Unlike reading from HTML, this will also create a row number.

books.json <- read_json("https://raw.githubusercontent.com/aliceafriedman/DATA607_HW_WK7/master/books.json",  simplifyVector = TRUE)
class(books.json)
## [1] "data.frame"
books.json %>% glimpse()
## Observations: 4
## Variables: 7
## $ Title             <chr> "How to Be a Straight-A Student", "Deep Work...
## $ Auth1.Last        <chr> "Newport", "Newport", "Paul", "Page"
## $ Auth1.First       <chr> "Cal", "Cal", "Marilyn", "Diamond Dallas"
## $ Auth2.Last        <chr> "", "", "", "Aaron"
## $ Auth2.First       <chr> "", "", "", "Craig"
## $ Year              <int> 2006, 2016, 2003, 2005
## $ Short.Description <chr> "A guide for getting better grades in colleg...
books.json %>%  kable() %>% kable_styling(bootstrap_options = "responsive")
Title Auth1.Last Auth1.First Auth2.Last Auth2.First Year Short.Description
How to Be a Straight-A Student Newport Cal 2006 A guide for getting better grades in college, most of which still applies for grad school, and some of which is useful in professional settings
Deep Work Newport Cal 2016 Treatise on the importance of cariving out time for deep concerntaiton, with many helpful, practical tips for improving your productivity at work
It’s Hard to Make a Difference When You Can’t Find Your Keys Paul Marilyn 2003 Helpful tips on time management, organization, and making sure you get places on time written by someone who really understands what it’s like not to have those habits and skills
Yoga for Regular Guys Page Diamond Dallas Aaron Craig 2005 Easy to follow workouts for folks who aren’t too flexible

XML

Use RCurl function getURL to download the XML file from the web, then use the xmlParse function to read the XML file.

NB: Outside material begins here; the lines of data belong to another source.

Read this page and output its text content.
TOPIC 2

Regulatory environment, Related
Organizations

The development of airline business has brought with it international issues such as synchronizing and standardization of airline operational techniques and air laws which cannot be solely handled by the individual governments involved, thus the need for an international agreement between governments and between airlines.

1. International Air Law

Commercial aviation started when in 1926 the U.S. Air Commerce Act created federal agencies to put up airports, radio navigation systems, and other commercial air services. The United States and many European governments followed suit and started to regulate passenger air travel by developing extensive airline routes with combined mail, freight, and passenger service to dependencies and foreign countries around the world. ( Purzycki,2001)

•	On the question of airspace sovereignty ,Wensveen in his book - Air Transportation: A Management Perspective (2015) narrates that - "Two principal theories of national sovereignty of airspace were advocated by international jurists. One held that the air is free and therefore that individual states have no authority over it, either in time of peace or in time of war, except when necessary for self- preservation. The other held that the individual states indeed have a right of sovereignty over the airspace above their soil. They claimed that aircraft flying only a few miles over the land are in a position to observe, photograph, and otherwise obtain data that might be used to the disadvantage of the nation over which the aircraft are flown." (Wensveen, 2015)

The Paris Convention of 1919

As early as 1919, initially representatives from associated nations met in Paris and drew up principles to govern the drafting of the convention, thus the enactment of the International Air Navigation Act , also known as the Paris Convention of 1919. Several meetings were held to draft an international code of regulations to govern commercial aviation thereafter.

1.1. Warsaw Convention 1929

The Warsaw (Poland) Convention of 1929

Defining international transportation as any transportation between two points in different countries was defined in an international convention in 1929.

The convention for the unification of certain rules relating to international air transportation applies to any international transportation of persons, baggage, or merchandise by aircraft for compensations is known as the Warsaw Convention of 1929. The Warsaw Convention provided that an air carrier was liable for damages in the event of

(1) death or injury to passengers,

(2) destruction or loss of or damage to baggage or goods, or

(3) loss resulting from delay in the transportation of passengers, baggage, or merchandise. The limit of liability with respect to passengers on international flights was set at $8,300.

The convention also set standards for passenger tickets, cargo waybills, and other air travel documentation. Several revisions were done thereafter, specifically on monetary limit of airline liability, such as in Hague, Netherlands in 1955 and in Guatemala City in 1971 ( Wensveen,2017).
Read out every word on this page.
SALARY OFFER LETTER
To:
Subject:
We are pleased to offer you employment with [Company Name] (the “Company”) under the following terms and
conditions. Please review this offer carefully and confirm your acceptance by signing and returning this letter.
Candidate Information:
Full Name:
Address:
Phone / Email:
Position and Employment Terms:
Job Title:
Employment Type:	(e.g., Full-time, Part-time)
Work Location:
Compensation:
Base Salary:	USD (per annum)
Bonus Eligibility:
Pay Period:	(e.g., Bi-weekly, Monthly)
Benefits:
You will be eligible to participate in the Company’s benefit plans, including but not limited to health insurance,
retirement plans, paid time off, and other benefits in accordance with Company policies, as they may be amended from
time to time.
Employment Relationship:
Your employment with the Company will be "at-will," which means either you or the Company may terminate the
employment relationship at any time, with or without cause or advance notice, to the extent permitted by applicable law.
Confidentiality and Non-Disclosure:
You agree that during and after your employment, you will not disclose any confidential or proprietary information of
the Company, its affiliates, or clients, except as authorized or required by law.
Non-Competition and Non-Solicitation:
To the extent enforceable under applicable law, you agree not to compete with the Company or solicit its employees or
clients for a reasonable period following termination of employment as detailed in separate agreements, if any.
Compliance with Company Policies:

books.xml <- getURL("https://raw.githubusercontent.com/aliceafriedman/DATA607_HW_WK7/master/books.xml")
books.xml <- xmlParse(books.xml)
Title <- xpathSApply(books.xml, "//book/title", fun=xmlValue)
Year <- xpathSApply(books.xml, "//book/Year", fun=xmlValue)
Auth1.Last <- xpathSApply(books.xml, "//book/Auth1.Last", fun=xmlValue)
Auth2.Last <- xpathSApply(books.xml, "//book/Auth2.Last", fun=xmlValue)
Auth1.First <- xpathSApply(books.xml, "//book/Auth1.First", fun=xmlValue)
Auth2.First <- xpathSApply(books.xml, "//book/Auth2.First", fun=xmlValue)
Short.Description <- xpathSApply(books.xml, "//book/Short.Description", fun=xmlValue)
books.xml.df <- data.frame(Title, Year, Auth1.Last, Auth1.First, Auth2.Last, Auth2.First, Short.Description)
glimpse(books.xml.df)
## Observations: 4
## Variables: 7
## $ Title             <fct> How to Be a Straight-A Student, Deep Work, I...
## $ Year              <fct> 2006, 2016, 2003, 2005
## $ Auth1.Last        <fct> Newport, Newport, Paul, Page
## $ Auth1.First       <fct> Cal, Cal, Marilyn, Diamond Dallas
## $ Auth2.Last        <fct> , , , Aaron
## $ Auth2.First       <fct> , , , Craig
## $ Short.Description <fct> A guide for getting better grades in college...
books.xml.df %>% kable() %>% kable_styling(bootstrap_options = "responsive")
Title Year Auth1.Last Auth1.First Auth2.Last Auth2.First Short.Description
How to Be a Straight-A Student 2006 Newport Cal A guide for getting better grades in college, most of which still applies for grad school, and some of which is useful in professional settings
Deep Work 2016 Newport Cal Treatise on the importance of cariving out time for deep concerntaiton, with many helpful, practical tips for improving your productivity at work
It’s Hard to Make a Difference When You Can’t Find Your Keys 2003 Paul Marilyn Helpful tips on time management, organization, and making sure you get places on time written by someone who really understands what it’s like not to have those habits and skills
Yoga for Regular Guys 2005 Page Diamond Dallas Aaron Craig Helpful tips on time management, organization, and making sure you get places on time written by someone who really understands what it’s like not to have those habits and skills

Conclusion

Although the kables look identical, the XML-to-R process generates a data frame where each column is saved as a factor. The HTML and JSON files generated a file that correctly identified character and numeric values.